Ahead of a cost-effectiveness appraisal by the UK's National Institute of Health and Clinical Excellence of its non-small cell lung cancer drug Iressa, AstraZeneca is paying for EGFR mutation analysis to help predict which lung cancer patients will benefit from the drug, and providing Iressa through a patient access scheme that charges the NHS a fixed price for each patient treated with the drug (PGx Reporter 04-07-10).
The NHS has announced a handful of risk-sharing schemes with sponsors, including Janssen's Velcade Response Scheme for its multiple myeloma drug; Merck-Serono's cost-sharing program for Erbitux in metastatic colorectal cancer; and Roche's rebate program for its non-small cell lung cancer drug Tarceva.
"I think the NHS are merely receptive" about risk-sharing programs with industry partners, Little said. "They are certainly not taking the initiative at the moment. There are not a lot of risk-sharing partnerships."
However, the fact that that National Institute of Clinical Excellence, the entity that advises the NHS on the cost-effectiveness of medical products, formed a diagnostics advisory committee last year is a sign that perhaps the NHS is increasing its familiarity with Rx/Dx personalized medicine products. "It will be interesting to see what kind of determinations NICE comes out with in terms of not just whether NHS should pay for certain drugs, but whether they should pay for diagnostics," Little said.
Qiagen isn't opposed to partnering with payors in the US, such as Medco, either. The pharmacy benefit manager recently expressed its intention to partner with diagnostics firms interested in launching pharmacogenomic tests without the help of a large pharma.
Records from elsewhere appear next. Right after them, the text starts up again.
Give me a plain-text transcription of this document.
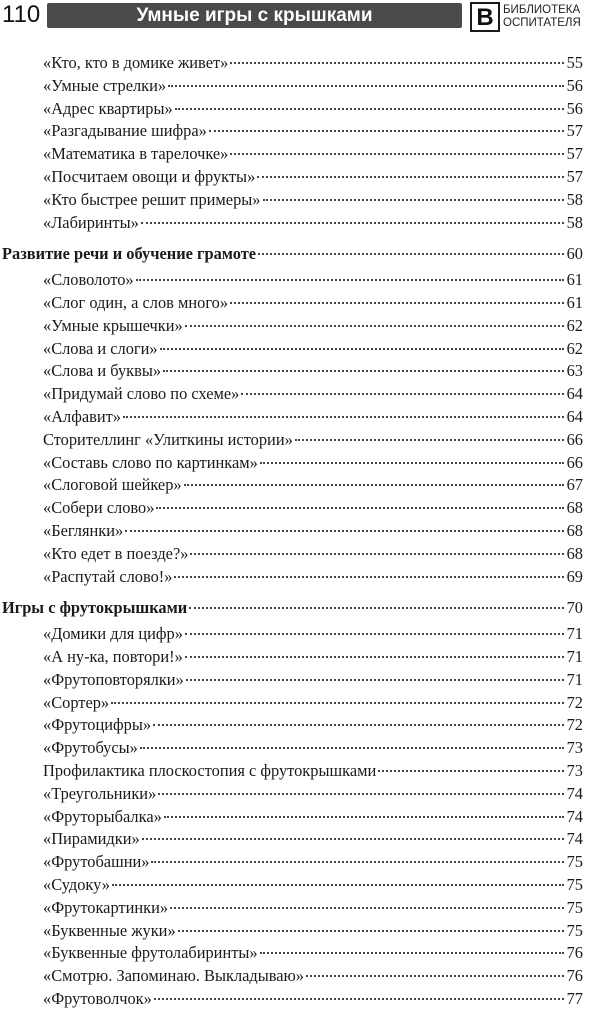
110	Умные игры с крышками	В БИБЛИОТЕКА
ОСПИТАТЕЛЯ
«Кто, кто в домике живет»	55
«Умные стрелки»	56
«Адрес квартиры»	56
«Разгадывание шифра»	57
«Математика в тарелочке»	57
«Посчитаем овощи и фрукты»	57
«Кто быстрее решит примеры»	58
«Лабиринты»	58
Развитие речи и обучение грамоте	60
«Словолото»	61
«Слог один, а слов много»	61
«Умные крышечки»	62
«Слова и слоги»	62
«Слова и буквы»	63
«Придумай слово по схеме»	64
«Алфавит»	64
Сторителлинг «Улиткины истории»	66
«Составь слово по картинкам»	66
«Слоговой шейкер»	67
«Собери слово»	68
«Беглянки»	68
«Кто едет в поезде?»	68
«Распутай слово!»	69
Игры с фрутокрышками	70
«Домики для цифр»	71
«А ну-ка, повтори!»	71
«Фрутоповторялки»	71
«Сортер»	72
«Фрутоцифры»	72
«Фрутобусы»	73
Профилактика плоскостопия с фрутокрышками	73
«Треугольники»	74
«Фруторыбалка»	74
«Пирамидки»	74
«Фрутобашни»	75
«Судоку»	75
«Фрутокартинки»	75
«Буквенные жуки»	75
«Буквенные фрутолабиринты»	76
«Смотрю. Запоминаю. Выкладываю»	76
«Фрутоволчок»	77
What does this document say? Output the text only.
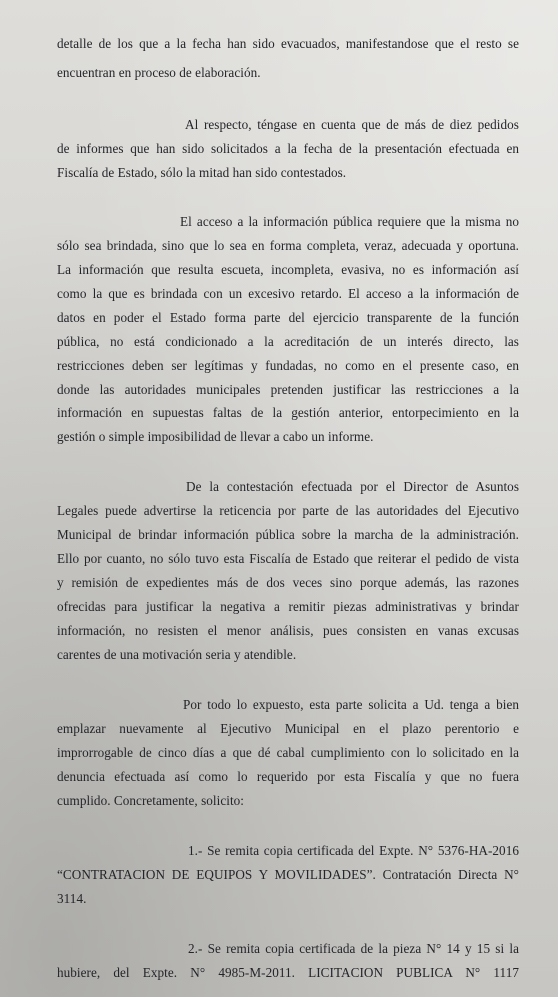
detalle de los que a la fecha han sido evacuados, manifestandose que el resto se
encuentran en proceso de elaboración.
Al respecto, téngase en cuenta que de más de diez pedidos
de informes que han sido solicitados a la fecha de la presentación efectuada en
Fiscalía de Estado, sólo la mitad han sido contestados.
El acceso a la información pública requiere que la misma no
sólo sea brindada, sino que lo sea en forma completa, veraz, adecuada y oportuna.
La información que resulta escueta, incompleta, evasiva, no es información así
como la que es brindada con un excesivo retardo. El acceso a la información de
datos en poder el Estado forma parte del ejercicio transparente de la función
pública, no está condicionado a la acreditación de un interés directo, las
restricciones deben ser legítimas y fundadas, no como en el presente caso, en
donde las autoridades municipales pretenden justificar las restricciones a la
información en supuestas faltas de la gestión anterior, entorpecimiento en la
gestión o simple imposibilidad de llevar a cabo un informe.
De la contestación efectuada por el Director de Asuntos
Legales puede advertirse la reticencia por parte de las autoridades del Ejecutivo
Municipal de brindar información pública sobre la marcha de la administración.
Ello por cuanto, no sólo tuvo esta Fiscalía de Estado que reiterar el pedido de vista
y remisión de expedientes más de dos veces sino porque además, las razones
ofrecidas para justificar la negativa a remitir piezas administrativas y brindar
información, no resisten el menor análisis, pues consisten en vanas excusas
carentes de una motivación seria y atendible.
Por todo lo expuesto, esta parte solicita a Ud. tenga a bien
emplazar nuevamente al Ejecutivo Municipal en el plazo perentorio e
improrrogable de cinco días a que dé cabal cumplimiento con lo solicitado en la
denuncia efectuada así como lo requerido por esta Fiscalía y que no fuera
cumplido. Concretamente, solicito:
1.- Se remita copia certificada del Expte. N° 5376-HA-2016
“CONTRATACION DE EQUIPOS Y MOVILIDADES”. Contratación Directa N°
3114.
2.- Se remita copia certificada de la pieza N° 14 y 15 si la
hubiere, del Expte. N° 4985-M-2011. LICITACION PUBLICA N° 1117
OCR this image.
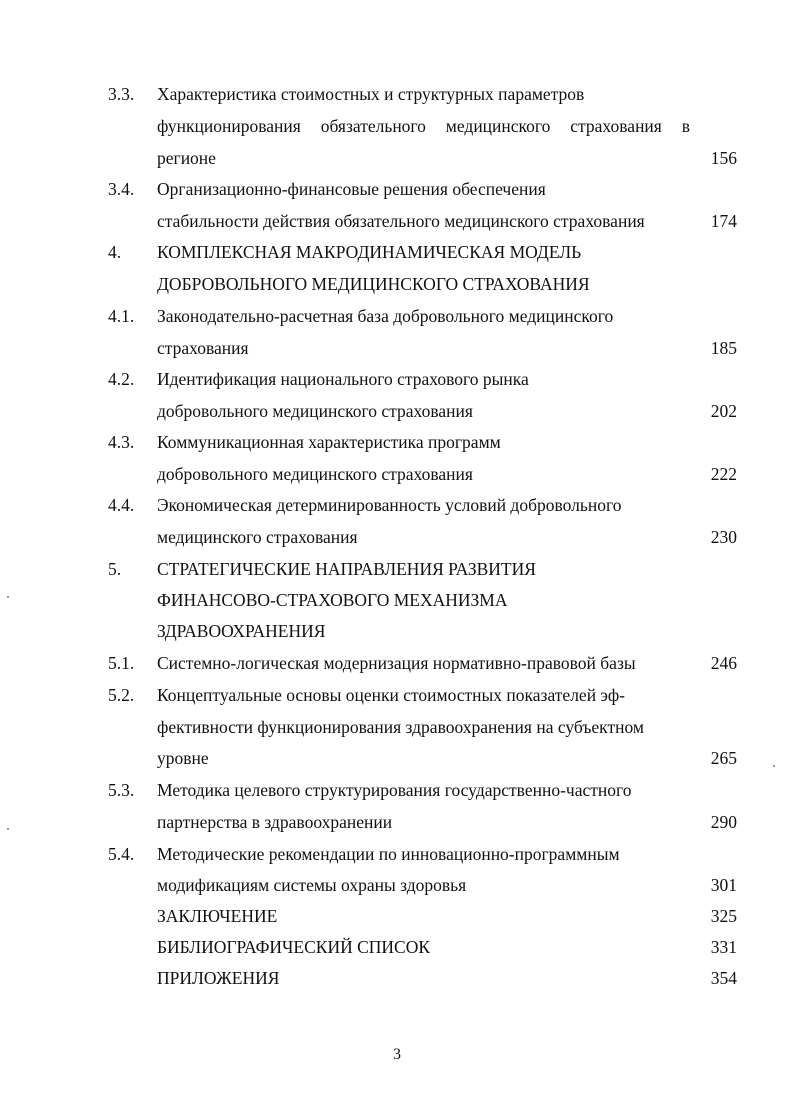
3.3. Характеристика стоимостных и структурных параметров
функционирования обязательного медицинского страхования в
регионе	156
3.4. Организационно-финансовые решения обеспечения
стабильности действия обязательного медицинского страхования	174
4. КОМПЛЕКСНАЯ МАКРОДИНАМИЧЕСКАЯ МОДЕЛЬ
ДОБРОВОЛЬНОГО МЕДИЦИНСКОГО СТРАХОВАНИЯ
4.1. Законодательно-расчетная база добровольного медицинского
страхования	185
4.2. Идентификация национального страхового рынка
добровольного медицинского страхования	202
4.3. Коммуникационная характеристика программ
добровольного медицинского страхования	222
4.4. Экономическая детерминированность условий добровольного
медицинского страхования	230
5. СТРАТЕГИЧЕСКИЕ НАПРАВЛЕНИЯ РАЗВИТИЯ
ФИНАНСОВО-СТРАХОВОГО МЕХАНИЗМА
ЗДРАВООХРАНЕНИЯ
5.1. Системно-логическая модернизация нормативно-правовой базы	246
5.2. Концептуальные основы оценки стоимостных показателей эф-
фективности функционирования здравоохранения на субъектном
уровне	265
5.3. Методика целевого структурирования государственно-частного
партнерства в здравоохранении	290
5.4. Методические рекомендации по инновационно-программным
модификациям системы охраны здоровья	301
ЗАКЛЮЧЕНИЕ	325
БИБЛИОГРАФИЧЕСКИЙ СПИСОК	331
ПРИЛОЖЕНИЯ	354
3
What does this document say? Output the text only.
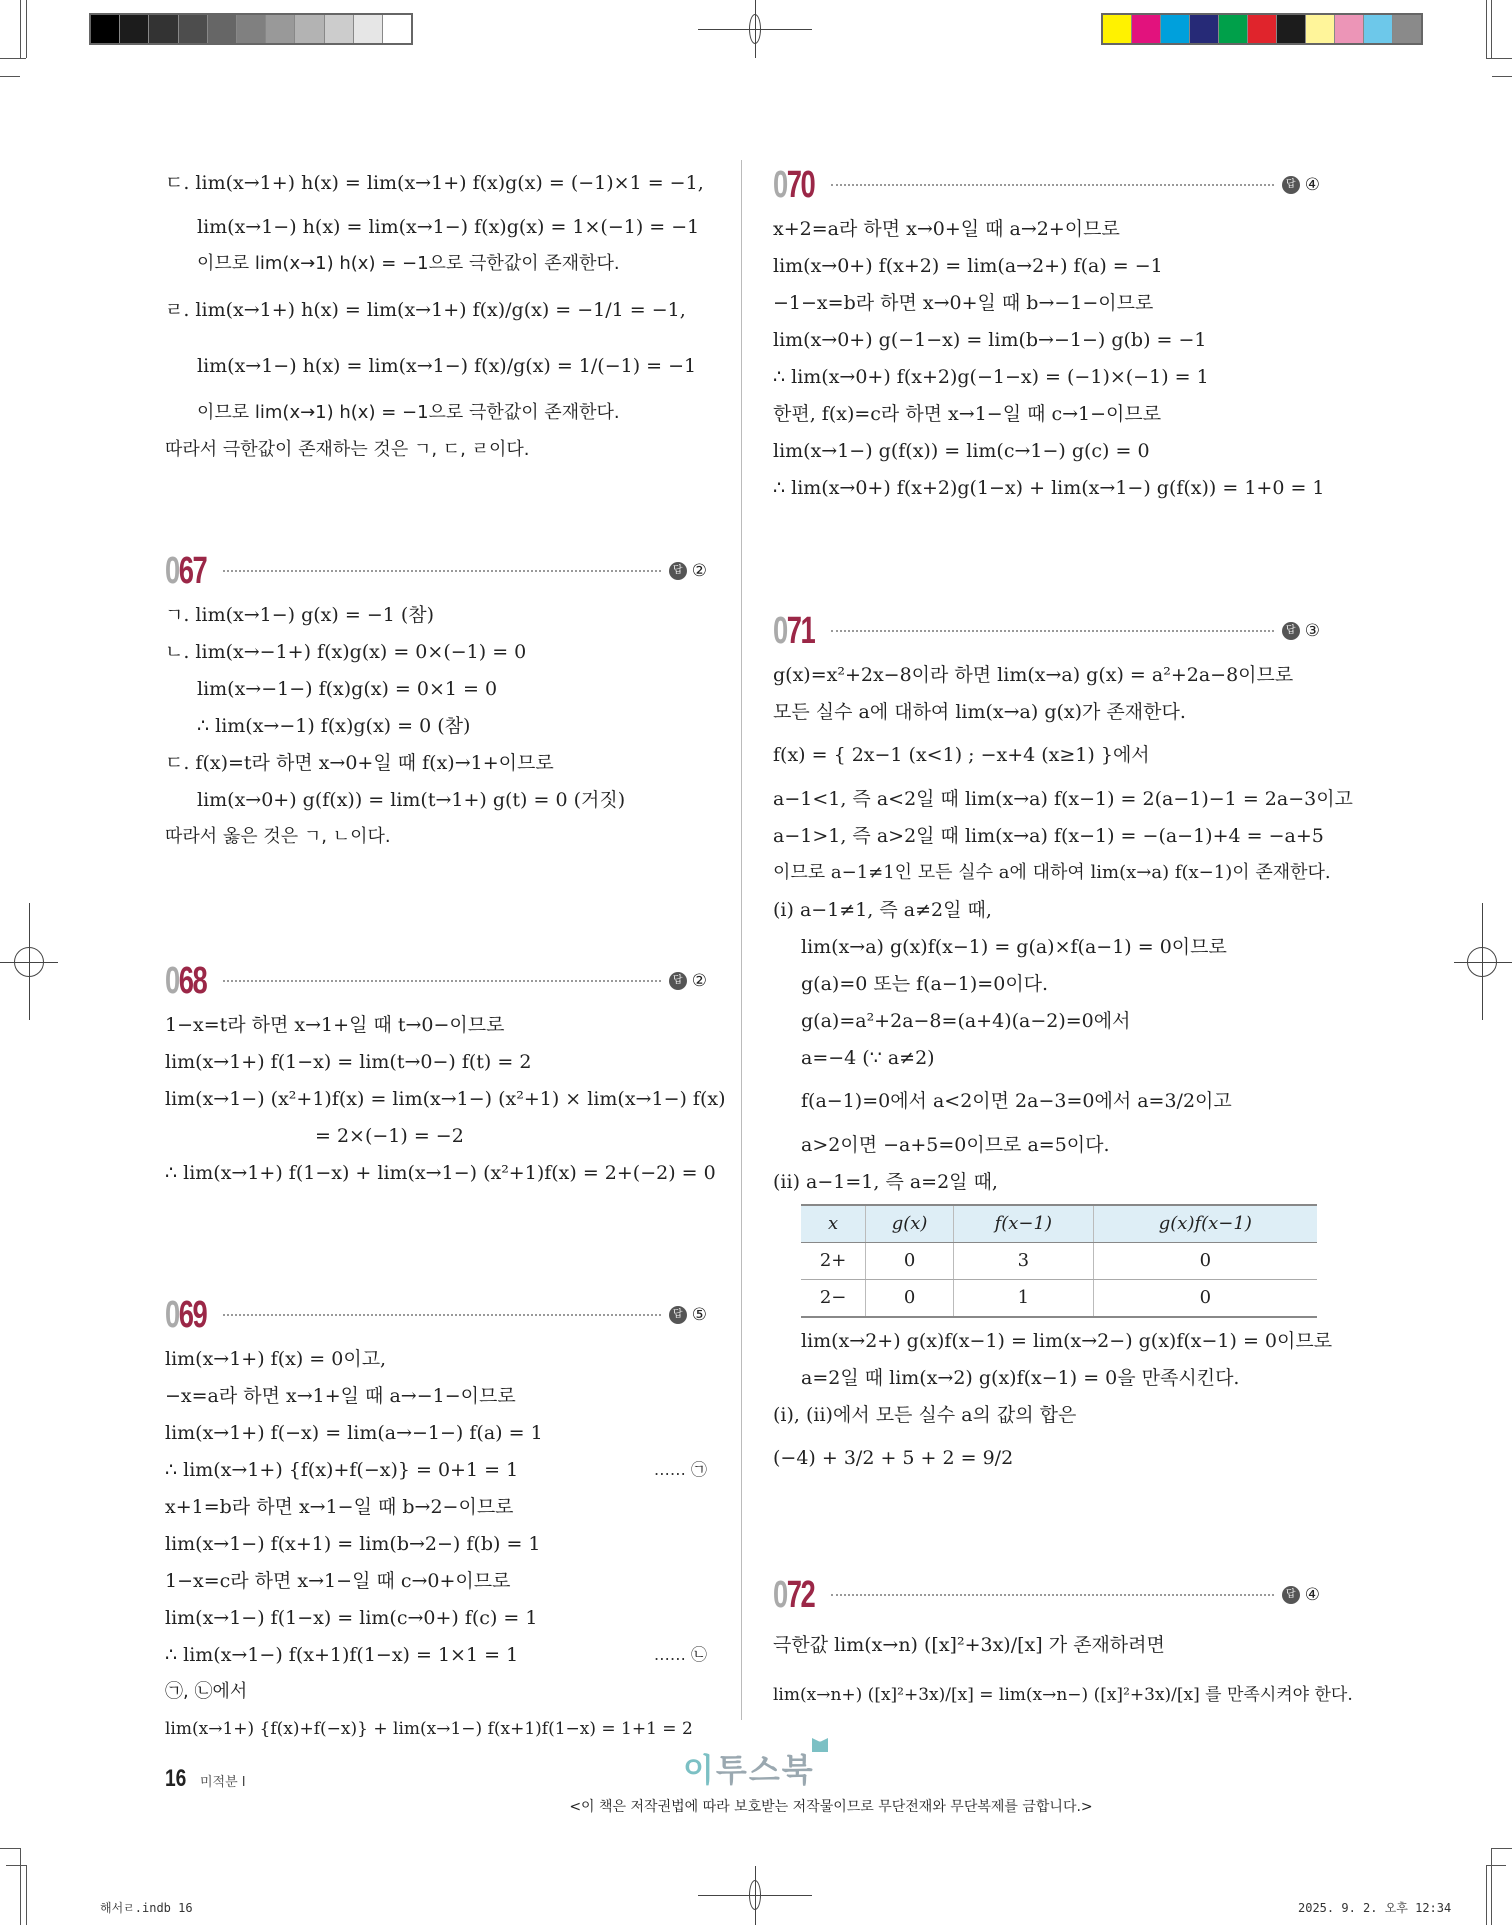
ㄷ. lim(x→1+) h(x) = lim(x→1+) f(x)g(x) = (−1)×1 = −1,
lim(x→1−) h(x) = lim(x→1−) f(x)g(x) = 1×(−1) = −1
이므로 lim(x→1) h(x) = −1으로 극한값이 존재한다.
ㄹ. lim(x→1+) h(x) = lim(x→1+) f(x)/g(x) = −1/1 = −1,
lim(x→1−) h(x) = lim(x→1−) f(x)/g(x) = 1/(−1) = −1
이므로 lim(x→1) h(x) = −1으로 극한값이 존재한다.
따라서 극한값이 존재하는 것은 ㄱ, ㄷ, ㄹ이다.
067	답 ②
ㄱ. lim(x→1−) g(x) = −1 (참)
ㄴ. lim(x→−1+) f(x)g(x) = 0×(−1) = 0
lim(x→−1−) f(x)g(x) = 0×1 = 0
∴ lim(x→−1) f(x)g(x) = 0 (참)
ㄷ. f(x)=t라 하면 x→0+일 때 f(x)→1+이므로
lim(x→0+) g(f(x)) = lim(t→1+) g(t) = 0 (거짓)
따라서 옳은 것은 ㄱ, ㄴ이다.
068	답 ②
1−x=t라 하면 x→1+일 때 t→0−이므로
lim(x→1+) f(1−x) = lim(t→0−) f(t) = 2
lim(x→1−) (x²+1)f(x) = lim(x→1−) (x²+1) × lim(x→1−) f(x)
= 2×(−1) = −2
∴ lim(x→1+) f(1−x) + lim(x→1−) (x²+1)f(x) = 2+(−2) = 0
069	답 ⑤
lim(x→1+) f(x) = 0이고,
−x=a라 하면 x→1+일 때 a→−1−이므로
lim(x→1+) f(−x) = lim(a→−1−) f(a) = 1
∴ lim(x→1+) {f(x)+f(−x)} = 0+1 = 1	…… ㉠
x+1=b라 하면 x→1−일 때 b→2−이므로
lim(x→1−) f(x+1) = lim(b→2−) f(b) = 1
1−x=c라 하면 x→1−일 때 c→0+이므로
lim(x→1−) f(1−x) = lim(c→0+) f(c) = 1
∴ lim(x→1−) f(x+1)f(1−x) = 1×1 = 1	…… ㉡
㉠, ㉡에서
lim(x→1+) {f(x)+f(−x)} + lim(x→1−) f(x+1)f(1−x) = 1+1 = 2
070	답 ④
x+2=a라 하면 x→0+일 때 a→2+이므로
lim(x→0+) f(x+2) = lim(a→2+) f(a) = −1
−1−x=b라 하면 x→0+일 때 b→−1−이므로
lim(x→0+) g(−1−x) = lim(b→−1−) g(b) = −1
∴ lim(x→0+) f(x+2)g(−1−x) = (−1)×(−1) = 1
한편, f(x)=c라 하면 x→1−일 때 c→1−이므로
lim(x→1−) g(f(x)) = lim(c→1−) g(c) = 0
∴ lim(x→0+) f(x+2)g(1−x) + lim(x→1−) g(f(x)) = 1+0 = 1
071	답 ③
g(x)=x²+2x−8이라 하면 lim(x→a) g(x) = a²+2a−8이므로
모든 실수 a에 대하여 lim(x→a) g(x)가 존재한다.
f(x) = { 2x−1 (x<1) ; −x+4 (x≥1) }에서
a−1<1, 즉 a<2일 때 lim(x→a) f(x−1) = 2(a−1)−1 = 2a−3이고
a−1>1, 즉 a>2일 때 lim(x→a) f(x−1) = −(a−1)+4 = −a+5
이므로 a−1≠1인 모든 실수 a에 대하여 lim(x→a) f(x−1)이 존재한다.
(i) a−1≠1, 즉 a≠2일 때,
lim(x→a) g(x)f(x−1) = g(a)×f(a−1) = 0이므로
g(a)=0 또는 f(a−1)=0이다.
g(a)=a²+2a−8=(a+4)(a−2)=0에서
a=−4 (∵ a≠2)
f(a−1)=0에서 a<2이면 2a−3=0에서 a=3/2이고
a>2이면 −a+5=0이므로 a=5이다.
(ii) a−1=1, 즉 a=2일 때,
x	g(x)	f(x−1)	g(x)f(x−1)
2+	0	3	0
2−	0	1	0
lim(x→2+) g(x)f(x−1) = lim(x→2−) g(x)f(x−1) = 0이므로
a=2일 때 lim(x→2) g(x)f(x−1) = 0을 만족시킨다.
(i), (ii)에서 모든 실수 a의 값의 합은
(−4) + 3/2 + 5 + 2 = 9/2
072	답 ④
극한값 lim(x→n) ([x]²+3x)/[x] 가 존재하려면
lim(x→n+) ([x]²+3x)/[x] = lim(x→n−) ([x]²+3x)/[x] 를 만족시켜야 한다.
16 미적분 Ⅰ	이투스북
<이 책은 저작권법에 따라 보호받는 저작물이므로 무단전재와 무단복제를 금합니다.>
해서ㄹ.indb 16	2025. 9. 2. 오후 12:34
Furthermore, Medco suggested that by helping Dx firms gather clinical utility and cost effectiveness data that could help garner reimbursement and greater utilization for their tests down the road, the PBM can offer a better value proposition to independent test makers (PGx Reporter 04-14-10).
"The payors we work with will be the ones that want to incorporate companion diagnostics into their strategy," Little said. "So, when a company like Medco comes out and makes some encouraging noises, that's encouraging for us, too."
Although the returns for diagnostics firms looking to work with pharma companies to develop companion tests may seem small when compared to drug revenues, Little emphasized that in working with pharma there is value for test makers going forward.
Revenues for typical companion diagnostics are estimated to be between $10 million and $50 million annually, but Little said he believes that there will be "more opportunities and bigger opportunities" down the road. "There is a lot of value in this market, and quite how big it's going to be no one knows."
The value in Rx/Dx partnerships, according to Little, is the combined value of the drug and diagnostic. "The thing you need to figure out is the split" in revenue between the test and the therapeutic, he said. "We'll see how that develops in the next couple of years, but there's a lot of potential in there."